On Fri, Jul 15, 2022 at 09:47:27AM +0530, Ani Sinha wrote:
> > Instead of all this mess, can't we just spawn e.g. "git clone --depth 1"?
> > And if the directory exists I would fetch and checkout.
> 
> There are two reasons I can think of why I do not like this idea:
> 
> (a) a git clone of a whole directory would download all versions of the
> binary whereas we want only a specific version.

You mention shallow clone yourself, and I used --depth 1 above.

> Downloading a single file
> by shallow cloning or creating a git archive is overkill IMHO when a wget
> style retrieval works just fine.

However, it does not provide for versioning, tagging etc so you have
to implement your own schema.


> (b) we may later move the binary archives to a ftp server or a google
> drive. git/version control mechanisms are not the best place to store
> binary blobs IMHO. In this case also, wget also works.

surely neither ftp nor google drive are reasonable dependencies
for a free software project. But qemu does maintain an http server
already so that't a plus.



I am not insisting on git, but I do not like it that security,
mirroring, caching, versioning all have to be hand rolled and then
figured out by users and maintainers. Who frankly have other things to
do besides learning yet another boutique configuration language.

And I worry that after a while we come up with a new organization schema
for the files, old ones are moved around and nothing relying on the URL
works.  git is kind of good in that it enforces the idea that history is
immutable.

If not vanilla git can we find another utility we can reuse?

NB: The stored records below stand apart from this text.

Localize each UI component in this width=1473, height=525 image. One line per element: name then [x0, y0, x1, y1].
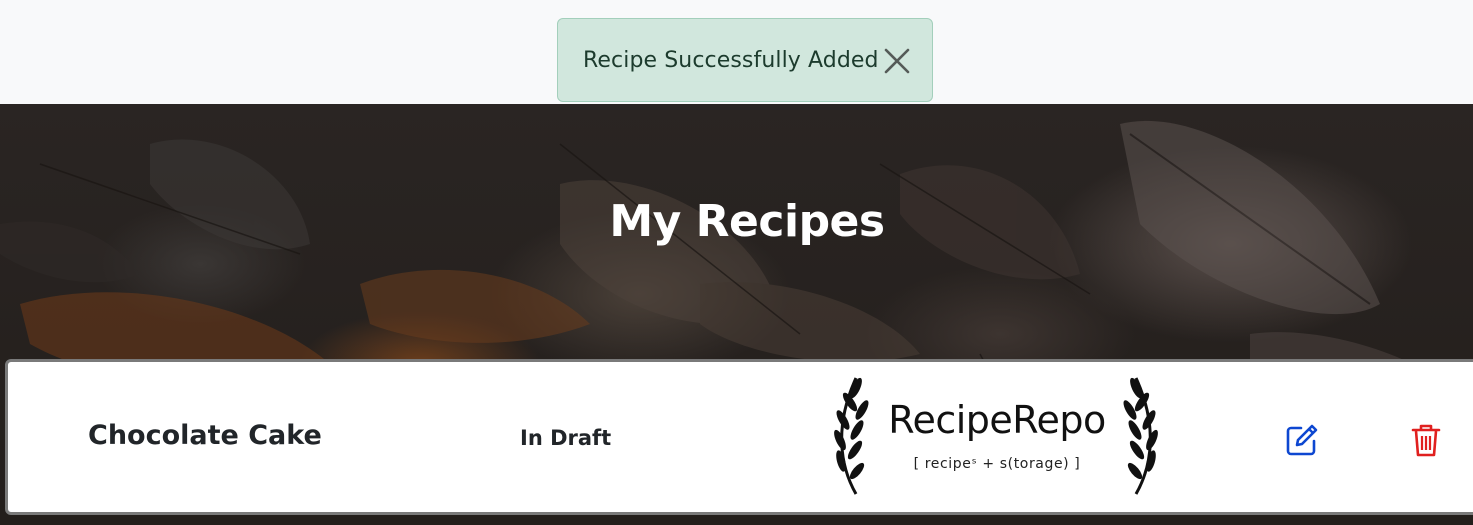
close-icon[interactable] [882, 46, 912, 76]
success-toast: Recipe Successfully Added [557, 18, 933, 102]
toast-message: Recipe Successfully Added [583, 47, 879, 73]
logo-title: RecipeRepo [888, 398, 1106, 442]
reciperepo-logo: RecipeRepo [ recipeˢ + s(torage) ] [826, 376, 1166, 498]
recipe-name[interactable]: Chocolate Cake [88, 420, 322, 451]
pencil-square-icon [1286, 424, 1318, 456]
recipe-card: Chocolate Cake In Draft RecipeRepo [rec… [5, 359, 1473, 515]
trash-icon [1411, 424, 1441, 457]
delete-button[interactable] [1410, 422, 1442, 458]
edit-button[interactable] [1285, 423, 1319, 457]
logo-subtitle: [ recipeˢ + s(torage) ] [913, 456, 1081, 472]
recipe-status: In Draft [520, 426, 612, 450]
page-title: My Recipes [609, 196, 885, 247]
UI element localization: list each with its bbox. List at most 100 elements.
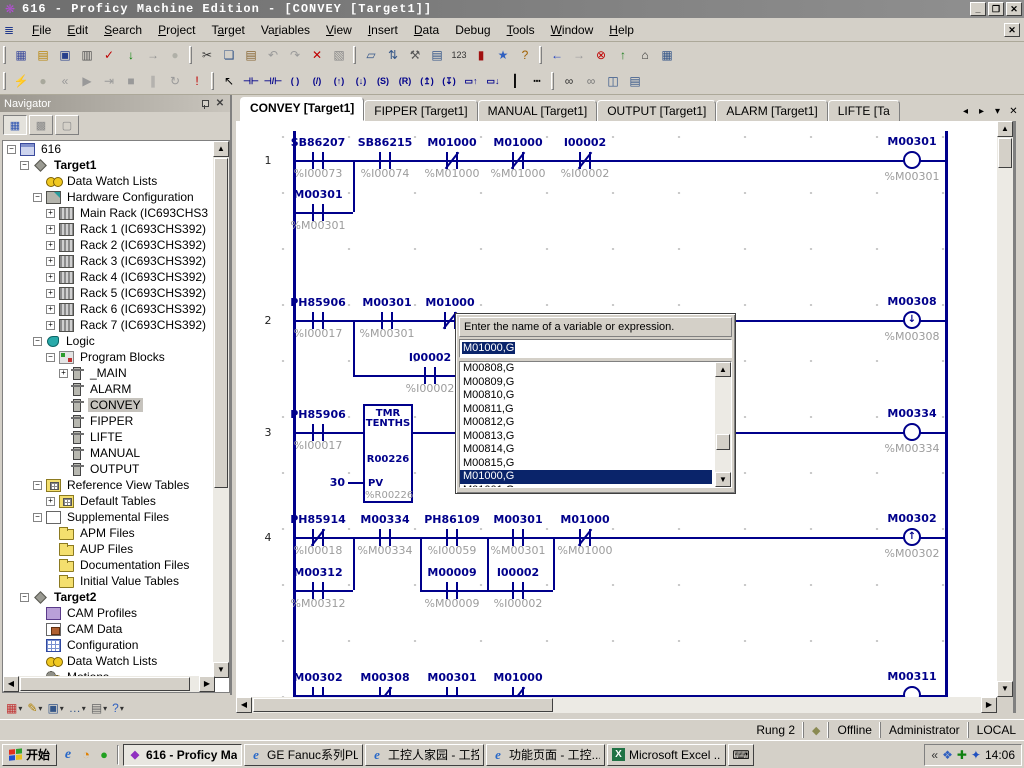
tree-expand-toggle[interactable]: + xyxy=(46,497,55,506)
menu-debug[interactable]: Debug xyxy=(447,20,498,40)
positive-transition-coil-button[interactable]: (↑) xyxy=(328,71,350,91)
variable-list-item[interactable]: M00808,G xyxy=(460,362,712,376)
whats-this-help-button[interactable]: ★ xyxy=(492,45,514,65)
tree-expand-toggle[interactable]: + xyxy=(46,241,55,250)
toolbar-grip[interactable] xyxy=(539,46,542,64)
stop-button[interactable]: ⊗ xyxy=(590,45,612,65)
editor-vscroll-track[interactable] xyxy=(997,137,1013,681)
download-button[interactable]: ↓ xyxy=(120,45,142,65)
tree-expand-toggle[interactable]: − xyxy=(33,193,42,202)
taskbar-task-ie[interactable]: e功能页面 - 工控... xyxy=(486,744,605,766)
variable-list-item[interactable]: M00815,G xyxy=(460,457,712,471)
project-window-button[interactable]: ▱ xyxy=(360,45,382,65)
tree-item-main-rack-ic693chs3[interactable]: +Main Rack (IC693CHS3 xyxy=(3,205,213,221)
menu-window[interactable]: Window xyxy=(543,20,602,40)
tree-item-data-watch-lists[interactable]: Data Watch Lists xyxy=(3,653,213,669)
data-monitor-button[interactable]: ▤▾ xyxy=(89,698,109,718)
mdi-close-button[interactable]: ✕ xyxy=(1004,23,1020,37)
undo-button[interactable]: ↶ xyxy=(262,45,284,65)
normally-closed-contact[interactable] xyxy=(374,687,396,697)
back-button[interactable]: ← xyxy=(546,45,568,65)
tab-fipper[interactable]: FIPPER [Target1] xyxy=(364,100,477,121)
alert-button[interactable]: ! xyxy=(186,71,208,91)
select-tool-button[interactable]: ↖ xyxy=(218,71,240,91)
tree-expand-toggle[interactable]: − xyxy=(33,481,42,490)
tree-item-supplemental-files[interactable]: −Supplemental Files xyxy=(3,509,213,525)
editor-scroll-down-button[interactable]: ▼ xyxy=(997,681,1013,697)
preview-button[interactable]: ▧ xyxy=(328,45,350,65)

git lfs? It seems to be supported by both github and gitlab though
bizarrely github has bandwidth limits on git lfs but apparently not on
vanilla git. Hosting on qemu.org will require maintaining a server
there though.



All that said maybe we should just run with it as it is, just so we get
*something* in the door, and then worry about getting the storage side
straight before making this test a requirement for all acpi developers.